Ко мне вышел Якунин.
- Нету? - спросил он,
- Нету,
- Я еще раз посмотрю,,
- Ладно.
Письма не было. Мне казалось, что меня придавило этой бурой, потрескавшейся и холодной скалой.
«Кооперация» стояла у барьера. Уезжающие, то есть в основном участники второй экспедиции, уже поднялись на борт. Трап убрали. Третья экспедиция стояла на барьере, и над прибрежной водой сталкивались в воздухе мощные «ура», раздававшиеся как с берега, так и с корабля. Вот белый материк остался за кормой медленно развернувшейся «Кооперации», люди на барьере слились в одну темную зубчатую полосу, и корабль, медленно лавируя среди айсбергов, направился на север. Время от времени борта задевали льдины, корпус судна слегка вздрагивал, а мне казалось, что лед, скребя по железу, скребет и по моему сознанию.
Море Дейвиса стало другим - по-летнему чистым.

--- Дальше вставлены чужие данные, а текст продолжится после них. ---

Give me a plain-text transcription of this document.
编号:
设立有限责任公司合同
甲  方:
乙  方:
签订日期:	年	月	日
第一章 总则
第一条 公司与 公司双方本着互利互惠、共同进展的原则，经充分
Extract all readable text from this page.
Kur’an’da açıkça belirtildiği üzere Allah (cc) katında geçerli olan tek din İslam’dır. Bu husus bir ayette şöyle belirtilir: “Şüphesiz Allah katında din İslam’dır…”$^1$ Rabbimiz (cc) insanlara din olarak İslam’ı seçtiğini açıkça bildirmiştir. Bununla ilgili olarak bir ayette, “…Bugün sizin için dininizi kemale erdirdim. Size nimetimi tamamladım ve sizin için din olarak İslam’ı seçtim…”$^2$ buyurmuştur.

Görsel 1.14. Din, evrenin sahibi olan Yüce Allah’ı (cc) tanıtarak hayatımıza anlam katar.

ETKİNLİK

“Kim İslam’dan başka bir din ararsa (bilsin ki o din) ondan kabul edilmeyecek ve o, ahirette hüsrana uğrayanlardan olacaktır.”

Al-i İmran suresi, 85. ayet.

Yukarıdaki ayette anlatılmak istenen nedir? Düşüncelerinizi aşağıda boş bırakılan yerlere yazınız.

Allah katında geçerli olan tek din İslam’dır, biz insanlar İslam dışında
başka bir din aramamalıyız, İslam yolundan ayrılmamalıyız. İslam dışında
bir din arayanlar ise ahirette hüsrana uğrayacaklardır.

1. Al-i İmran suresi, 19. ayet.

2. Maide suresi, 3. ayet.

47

Письмо жены мне вручили только сегодня - на шестнадцать часов позднее, чем всем. Еще на корабле один товарищ забрал его в свои руки, чтобы передать его мне «торжественно», как писателю, как молодому, но преуспевающему общественному деятелю. Если б не уважение к судовой дисциплине и к сединам этого человека, если б я не знал, что он никогда не страдал от избытка интеллигентности и такта, что он действовал по-свсему добросердечно, я бы, наверно, его побил за те часы, которые я пережил по его милости, можно было дойти до ненависти и к самому лучшему человеку.